Душан заскрипел зубами, нахмурил лоб и брови и со всей силы швырнул Пуцика в снег.

– Идем! Завтра же пошлем туда людей, – сказал он Грнчиару и поискал глазами Акакия, который, склонившись над ручьем, ругался, не видя в нем рыбы.

Значит, они знают о партизанах, наверняка знают и о нем, а Мариенка связалась с этой бандой. Не пришла за ним в Стратеную, отдала предпочтение этим типам. Ну и хорошо. По крайней мере он знает, что к чему. А эта блондинка какая гадость! И Мариенка с ними, а он связывал с ней свои надежды, любил ее. Напрасно. Эти негодяи ей по душе. Он так ждал ее, а ей, видно, больше подходит такая компания, иначе она пришла бы к нему.

«Нет, и видеть ее больше не хочу, – сказал он про себя, – лучше я ей напишу. Да чего там писать…»
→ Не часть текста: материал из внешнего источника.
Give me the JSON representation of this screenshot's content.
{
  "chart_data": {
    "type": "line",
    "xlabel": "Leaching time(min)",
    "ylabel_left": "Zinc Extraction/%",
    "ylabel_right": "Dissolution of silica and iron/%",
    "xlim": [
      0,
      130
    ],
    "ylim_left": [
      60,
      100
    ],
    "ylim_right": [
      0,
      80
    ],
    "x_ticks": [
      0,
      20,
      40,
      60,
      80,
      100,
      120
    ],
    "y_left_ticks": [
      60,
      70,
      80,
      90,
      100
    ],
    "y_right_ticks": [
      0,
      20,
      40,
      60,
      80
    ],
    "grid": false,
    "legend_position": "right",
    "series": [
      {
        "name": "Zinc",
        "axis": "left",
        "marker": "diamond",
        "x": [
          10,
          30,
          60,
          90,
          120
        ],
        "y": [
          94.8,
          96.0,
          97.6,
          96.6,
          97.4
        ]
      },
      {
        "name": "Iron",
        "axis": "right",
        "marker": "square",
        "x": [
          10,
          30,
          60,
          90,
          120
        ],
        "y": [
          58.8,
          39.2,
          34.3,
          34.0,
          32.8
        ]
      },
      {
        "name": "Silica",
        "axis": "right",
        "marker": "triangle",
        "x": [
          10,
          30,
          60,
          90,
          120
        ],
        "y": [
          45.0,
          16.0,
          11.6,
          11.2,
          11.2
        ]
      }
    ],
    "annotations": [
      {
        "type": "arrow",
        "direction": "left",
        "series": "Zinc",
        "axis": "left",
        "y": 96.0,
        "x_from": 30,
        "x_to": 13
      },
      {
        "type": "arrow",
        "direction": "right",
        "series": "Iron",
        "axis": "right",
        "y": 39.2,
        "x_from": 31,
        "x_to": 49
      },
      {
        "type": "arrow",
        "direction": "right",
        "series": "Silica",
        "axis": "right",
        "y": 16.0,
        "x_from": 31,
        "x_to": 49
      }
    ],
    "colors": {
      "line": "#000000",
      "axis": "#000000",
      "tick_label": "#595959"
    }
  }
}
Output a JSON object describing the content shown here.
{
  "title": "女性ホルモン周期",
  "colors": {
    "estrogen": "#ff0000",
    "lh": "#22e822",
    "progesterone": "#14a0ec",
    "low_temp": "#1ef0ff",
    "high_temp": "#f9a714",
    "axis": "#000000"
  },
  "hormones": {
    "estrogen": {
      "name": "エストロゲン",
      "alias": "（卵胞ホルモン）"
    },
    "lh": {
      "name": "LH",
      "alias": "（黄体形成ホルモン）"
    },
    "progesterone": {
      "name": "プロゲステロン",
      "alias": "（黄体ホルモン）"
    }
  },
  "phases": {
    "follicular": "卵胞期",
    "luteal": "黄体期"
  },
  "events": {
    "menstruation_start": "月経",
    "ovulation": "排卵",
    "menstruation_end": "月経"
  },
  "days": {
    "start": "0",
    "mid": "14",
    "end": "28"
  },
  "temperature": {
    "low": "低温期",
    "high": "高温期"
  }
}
Когда они вышли к долине, где их ждали остальные, Душан подумал с сожалением:

«Похоронил я свою милую. Одна Мариенка умерла в моей душе, а другая не имеет с ней ничего общего».

Ему припомнились слова грузинской песни «Сулико», и он попросил Акакия:

– Спой мне «Сулико», Акакий! Мне так хочется послушать эту песню!

Акакий кивнул головой, бросил на Душана понимающий взгляд, и грузинская песня зазвучала над Литовскими горными лугами. В длинных черных ресницах прижмуренных век спрятался огонь темных, глубоких глаз. Высокий, стройный Акакий стоял, положив руку на перила моста, и шедшие из его груди непонятные благозвучные слова сливались в отрывистую нежную мелодию.

– Спой ты мне ее по-русски! – попросил Душан.

Песня Акакия говорила о большой любви, которая пылает в сердцах людей под солнечным небом Грузии, а Душану казалось, что и его милая умерла, как Сулико, а он ищет ее могилу на кладбище воспоминаний.